Gas

Salem Harbor Station to Swap Coal for Fast-Start Gas

It’s official: The coal- and oil-fired Salem Harbor Station north of Boston, scheduled to be retired next year, will be replaced with a fast-ramping natural gas combined cycle plant.

The four-unit, 720-MW plant, which was built on the site of an existing coal terminal in the 1940s, was sold by previous owner Dominion Resources to Footprint Power, a New Jersey–based merchant power firm, last year. The two oldest units were shut down in 2011, and Dominion had repeatedly sought to retire the last two operating units because of emissions concerns, only to be turned down by ISO-NE. The plant’s fate was finally sealed by a settlement between Dominion and a coalition of environmental groups that set the plant for retirement in 2014. Dominion sold the plant to Footprint later that year.

Footprint then applied for a permit to remove the old plant and build a new gas-fired facility on the site. It cleared the February 2013 ISO-NE forward capacity auction to begin supplying power in June 2016, and will receive a five-year capacity payment to incentivize construction.
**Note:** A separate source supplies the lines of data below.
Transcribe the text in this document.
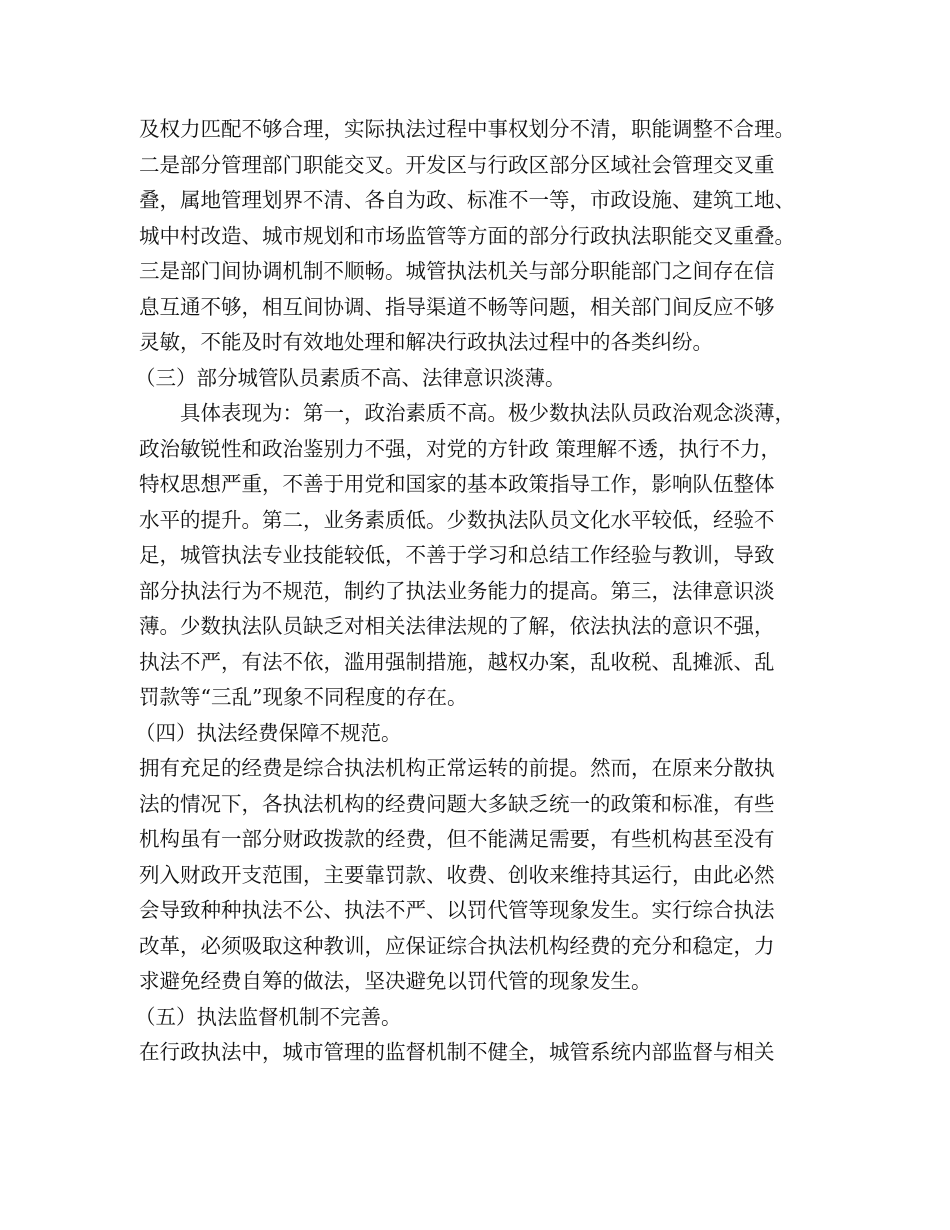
及权力匹配不够合理，实际执法过程中事权划分不清，职能调整不合理。
二是部分管理部门职能交叉。开发区与行政区部分区域社会管理交叉重
叠，属地管理划界不清、各自为政、标准不一等，市政设施、建筑工地、
城中村改造、城市规划和市场监管等方面的部分行政执法职能交叉重叠。
三是部门间协调机制不顺畅。城管执法机关与部分职能部门之间存在信
息互通不够，相互间协调、指导渠道不畅等问题，相关部门间反应不够
灵敏，不能及时有效地处理和解决行政执法过程中的各类纠纷。
（三）部分城管队员素质不高、法律意识淡薄。
　　具体表现为：第一，政治素质不高。极少数执法队员政治观念淡薄，
政治敏锐性和政治鉴别力不强，对党的方针政 策理解不透，执行不力，
特权思想严重，不善于用党和国家的基本政策指导工作，影响队伍整体
水平的提升。第二，业务素质低。少数执法队员文化水平较低，经验不
足，城管执法专业技能较低，不善于学习和总结工作经验与教训，导致
部分执法行为不规范，制约了执法业务能力的提高。第三，法律意识淡
薄。少数执法队员缺乏对相关法律法规的了解，依法执法的意识不强，
执法不严，有法不依，滥用强制措施，越权办案，乱收税、乱摊派、乱
罚款等“三乱”现象不同程度的存在。
（四）执法经费保障不规范。
拥有充足的经费是综合执法机构正常运转的前提。然而，在原来分散执
法的情况下，各执法机构的经费问题大多缺乏统一的政策和标准，有些
机构虽有一部分财政拨款的经费，但不能满足需要，有些机构甚至没有
列入财政开支范围，主要靠罚款、收费、创收来维持其运行，由此必然
会导致种种执法不公、执法不严、以罚代管等现象发生。实行综合执法
改革，必须吸取这种教训，应保证综合执法机构经费的充分和稳定，力
求避免经费自筹的做法，坚决避免以罚代管的现象发生。
（五）执法监督机制不完善。
在行政执法中，城市管理的监督机制不健全，城管系统内部监督与相关
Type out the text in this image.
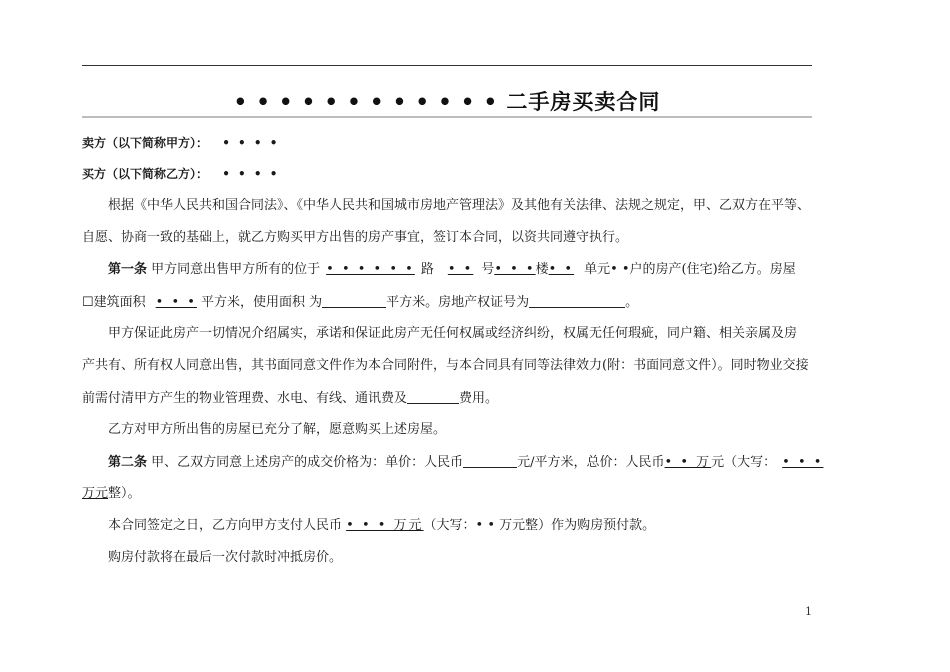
• • • • • • • • • • • • 二手房买卖合同
卖方（以下简称甲方）： • • • •
买方（以下简称乙方）： • • • •
根据《中华人民共和国合同法》、《中华人民共和国城市房地产管理法》及其他有关法律、法规之规定，甲、乙双方在平等、
自愿、协商一致的基础上，就乙方购买甲方出售的房产事宜，签订本合同，以资共同遵守执行。
第一条 甲方同意出售甲方所有的位于 • • • • • • 路 • • 号• • •楼• • 单元• •户的房产(住宅)给乙方。房屋
☐建筑面积 • • • 平方米，使用面积 为	平方米。房地产权证号为	。
甲方保证此房产一切情况介绍属实，承诺和保证此房产无任何权属或经济纠纷，权属无任何瑕疵，同户籍、相关亲属及房
产共有、所有权人同意出售，其书面同意文件作为本合同附件，与本合同具有同等法律效力(附：书面同意文件）。同时物业交接
前需付清甲方产生的物业管理费、水电、有线、通讯费及	费用。
乙方对甲方所出售的房屋已充分了解，愿意购买上述房屋。
第二条 甲、乙双方同意上述房产的成交价格为：单价：人民币	元/平方米，总价：人民币• • 万元（大写： • • •
万元整）。
本合同签定之日，乙方向甲方支付人民币 • • • 万元（大写：• • 万元整）作为购房预付款。
购房付款将在最后一次付款时冲抵房价。
1
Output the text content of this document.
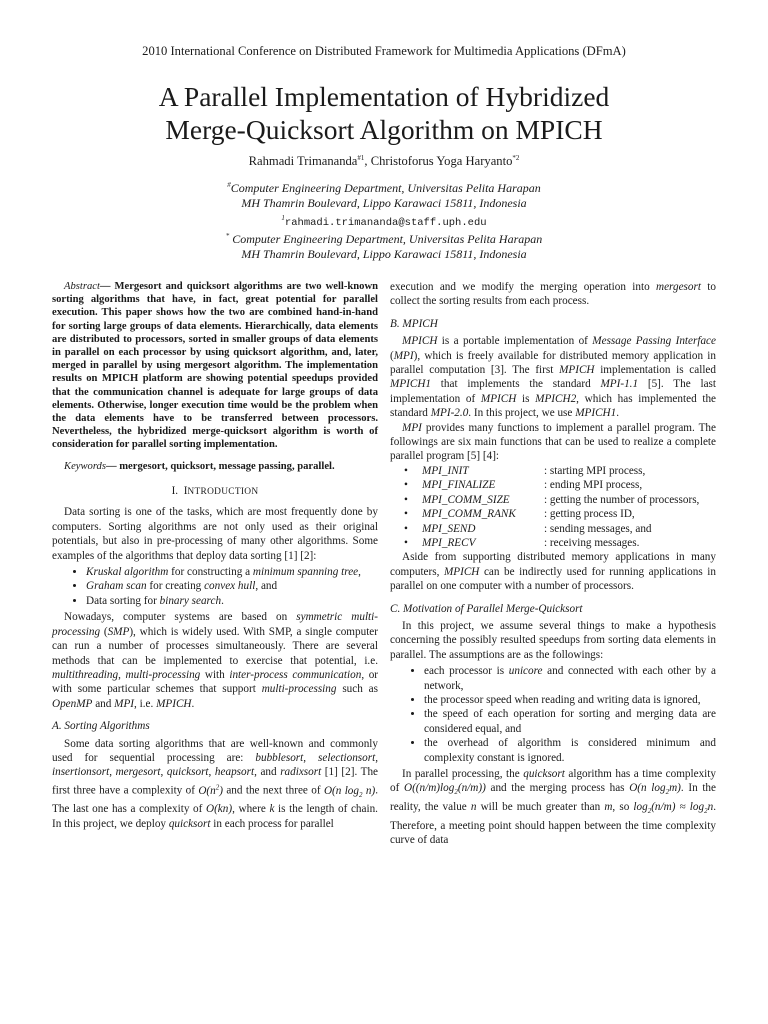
2010 International Conference on Distributed Framework for Multimedia Applications (DFmA)
A Parallel Implementation of Hybridized
Merge-Quicksort Algorithm on MPICH
Rahmadi Trimananda$^{\#1}$, Christoforus Yoga Haryanto$^{*2}$
#Computer Engineering Department, Universitas Pelita Harapan
MH Thamrin Boulevard, Lippo Karawaci 15811, Indonesia
$^1$rahmadi.trimananda@staff.uph.edu
* Computer Engineering Department, Universitas Pelita Harapan
MH Thamrin Boulevard, Lippo Karawaci 15811, Indonesia

Abstract— Mergesort and quicksort algorithms are two well-known sorting algorithms that have, in fact, great potential for parallel execution. This paper shows how the two are combined hand-in-hand for sorting large groups of data elements. Hierarchically, data elements are distributed to processors, sorted in smaller groups of data elements in parallel on each processor by using quicksort algorithm, and, later, merged in parallel by using mergesort algorithm. The implementation results on MPICH platform are showing potential speedups provided that the communication channel is adequate for large groups of data elements. Otherwise, longer execution time would be the problem when the data elements have to be transferred between processors. Nevertheless, the hybridized merge-quicksort algorithm is worth of consideration for parallel sorting implementation.

Keywords— mergesort, quicksort, message passing, parallel.

I. INTRODUCTION

Data sorting is one of the tasks, which are most frequently done by computers. Sorting algorithms are not only used as their original potentials, but also in pre-processing of many other algorithms. Some examples of the algorithms that deploy data sorting [1] [2]:

• Kruskal algorithm for constructing a minimum spanning tree,
• Graham scan for creating convex hull, and
• Data sorting for binary search.

Nowadays, computer systems are based on symmetric multi-processing (SMP), which is widely used. With SMP, a single computer can run a number of processes simultaneously. There are several methods that can be implemented to exercise that potential, i.e. multithreading, multi-processing with inter-process communication, or with some particular schemes that support multi-processing such as OpenMP and MPI, i.e. MPICH.

A. Sorting Algorithms

Some data sorting algorithms that are well-known and commonly used for sequential processing are: bubblesort, selectionsort, insertionsort, mergesort, quicksort, heapsort, and radixsort [1] [2]. The first three have a complexity of $O(n^2)$ and the next three of O(n $\log_2 n$). The last one has a complexity of O(kn), where k is the length of chain. In this project, we deploy quicksort in each process for parallel

execution and we modify the merging operation into mergesort to collect the sorting results from each process.

B. MPICH

MPICH is a portable implementation of Message Passing Interface (MPI), which is freely available for distributed memory application in parallel computation [3]. The first MPICH implementation is called MPICH1 that implements the standard MPI-1.1 [5]. The last implementation of MPICH is MPICH2, which has implemented the standard MPI-2.0. In this project, we use MPICH1.

MPI provides many functions to implement a parallel program. The followings are six main functions that can be used to realize a complete parallel program [5] [4]:

•	MPI_INIT	: starting MPI process,
•	MPI_FINALIZE	: ending MPI process,
•	MPI_COMM_SIZE	: getting the number of processors,
•	MPI_COMM_RANK	: getting process ID,
•	MPI_SEND	: sending messages, and
•	MPI_RECV	: receiving messages.

Aside from supporting distributed memory applications in many computers, MPICH can be indirectly used for running applications in parallel on one computer with a number of processors.

C. Motivation of Parallel Merge-Quicksort

In this project, we assume several things to make a hypothesis concerning the possibly resulted speedups from sorting data elements in parallel. The assumptions are as the followings:

• each processor is unicore and connected with each other by a network,
• the processor speed when reading and writing data is ignored,
• the speed of each operation for sorting and merging data are considered equal, and
• the overhead of algorithm is considered minimum and complexity constant is ignored.

In parallel processing, the quicksort algorithm has a time complexity of $O((n/m)\log_2(n/m))$ and the merging process has O(n $\log_2m$). In the reality, the value n will be much greater than m, so $\log_2(n/m) \approx \log_2n$. Therefore, a meeting point should happen between the time complexity curve of data
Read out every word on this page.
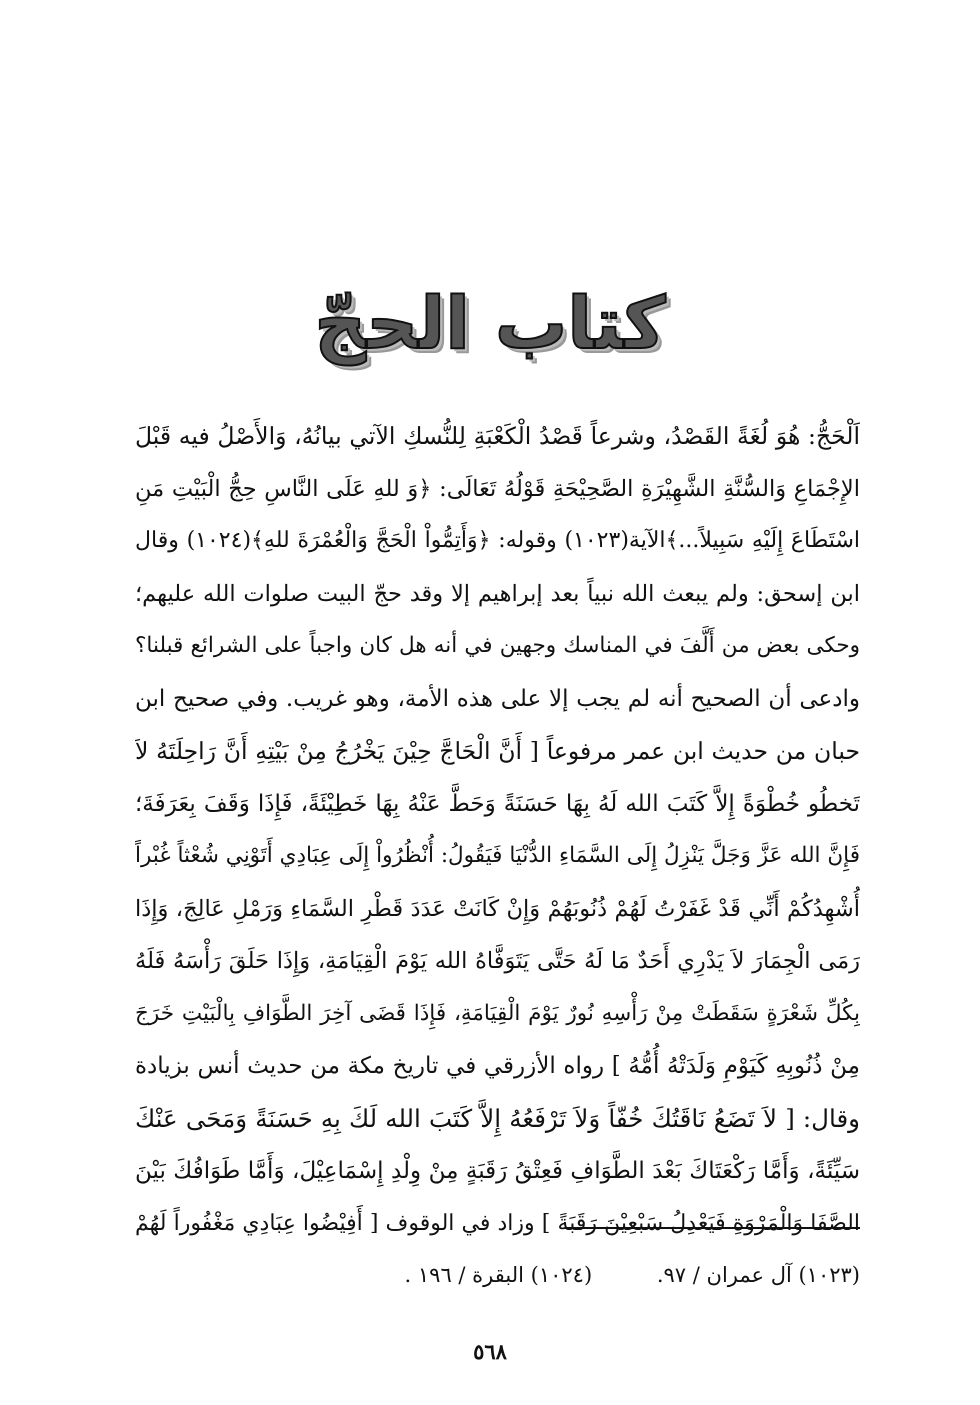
كتاب الحجّ
اَلْحَجُّ: هُوَ لُغَةً القَصْدُ، وشرعاً قَصْدُ الْكَعْبَةِ لِلنُّسكِ الآتي بيانُهُ، وَالأَصْلُ فيه قَبْلَ
الإِجْمَاعِ وَالسُّنَّةِ الشَّهِيْرَةِ الصَّحِيْحَةِ قَوْلُهُ تَعَالَى: ﴿وَ للهِ عَلَى النَّاسِ حِجُّ الْبَيْتِ مَنِ
اسْتَطَاعَ إِلَيْهِ سَبِيلاً...﴾الآية(١٠٢٣) وقوله: ﴿وَأَتِمُّواْ الْحَجَّ وَالْعُمْرَةَ للهِ﴾(١٠٢٤) وقال
ابن إسحق: ولم يبعث الله نبياً بعد إبراهيم إلا وقد حجّ البيت صلوات الله عليهم؛
وحكى بعض من أَلَّفَ في المناسك وجهين في أنه هل كان واجباً على الشرائع قبلنا؟
وادعى أن الصحيح أنه لم يجب إلا على هذه الأمة، وهو غريب. وفي صحيح ابن
حبان من حديث ابن عمر مرفوعاً [ أَنَّ الْحَاجَّ حِيْنَ يَخْرُجُ مِنْ بَيْتِهِ أَنَّ رَاحِلَتَهُ لاَ
تَخطُو خُطْوَةً إِلاَّ كَتَبَ الله لَهُ بِهَا حَسَنَةً وَحَطَّ عَنْهُ بِهَا خَطِيْئَةً، فَإِذَا وَقَفَ بِعَرَفَةَ؛
فَإِنَّ الله عَزَّ وَجَلَّ يَنْزِلُ إِلَى السَّمَاءِ الدُّنْيَا فَيَقُولُ: أُنْظُرُواْ إِلَى عِبَادِي أَتَوْنِي شُعْثاً غُبْراً
أُشْهِدُكُمْ أَنِّي قَدْ غَفَرْتُ لَهُمْ ذُنُوبَهُمْ وَإِنْ كَانَتْ عَدَدَ قَطْرِ السَّمَاءِ وَرَمْلِ عَالِجَ، وَإِذَا
رَمَى الْجِمَارَ لاَ يَدْرِي أَحَدٌ مَا لَهُ حَتَّى يَتَوَفَّاهُ الله يَوْمَ الْقِيَامَةِ، وَإِذَا حَلَقَ رَأْسَهُ فَلَهُ
بِكُلِّ شَعْرَةٍ سَقَطَتْ مِنْ رَأْسِهِ نُورٌ يَوْمَ الْقِيَامَةِ، فَإِذَا قَضَى آخِرَ الطَّوَافِ بِالْبَيْتِ خَرَجَ
مِنْ ذُنُوبِهِ كَيَوْمِ وَلَدَتْهُ أُمُّهُ ] رواه الأزرقي في تاريخ مكة من حديث أنس بزيادة
وقال: [ لاَ تَضَعُ نَاقَتُكَ خُفّاً وَلاَ تَرْفَعُهُ إِلاَّ كَتَبَ الله لَكَ بِهِ حَسَنَةً وَمَحَى عَنْكَ
سَيِّئَةً، وَأَمَّا رَكْعَتَاكَ بَعْدَ الطَّوَافِ فَعِتْقُ رَقَبَةٍ مِنْ وِلْدِ إِسْمَاعِيْلَ، وَأَمَّا طَوَافُكَ بَيْنَ
الصَّفَا وَالْمَرْوَةِ فَيَعْدِلُ سَبْعِيْنَ رَقَبَةً ] وزاد في الوقوف [ أَفِيْضُوا عِبَادِي مَغْفُوراً لَهُمْ
(١٠٢٣) آل عمران / ٩٧. (١٠٢٤) البقرة / ١٩٦ .
٥٦٨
Formal approval for the project from the Massachusetts Energy Facilities Siting Board was issued on October 11. The new plant will be Footprint’s first such project.

On November 1, Footprint and General Electric announced that the new plant would use GE’s FlexEfficiency 60 technology. The 674-MW plant will employ two 7F 5-series gas turbines in 1×1 configuration, and will include the first GE Rapid Response power islands to be deployed in New England. The plant’s fast-start capability will enable it to add 300 MW of power to the ISO-NE grid within 10 minutes, and it will be one of the cleanest and most efficient fossil plants in New England.

The new plant will occupy only 20 acres of the existing 65 acre site, opening up public access to approximately 40 acres of waterfront land. The remaining acreage will be redeveloped, and the plant will employ a low-profile design to reduce visual and noise impacts on the surrounding area. The three existing stacks, each nearly 500 feet high, will be replaced by a single 230-foot stack. The plant will employ air-cooled condensers, saving hundreds of millions of gallons of seawater that were needed to cool the old plant.

Though the new plant is expected to reduce regional emissions, it is likely to exacerbate New England’s heavy dependence on natural gas. Regional pipeline constraints are not expected to ease meaningfully until Spectra’s Algonquin Incremental Market (AIM) pipeline project comes online in 2016, the same year the new Salem plant will begin service.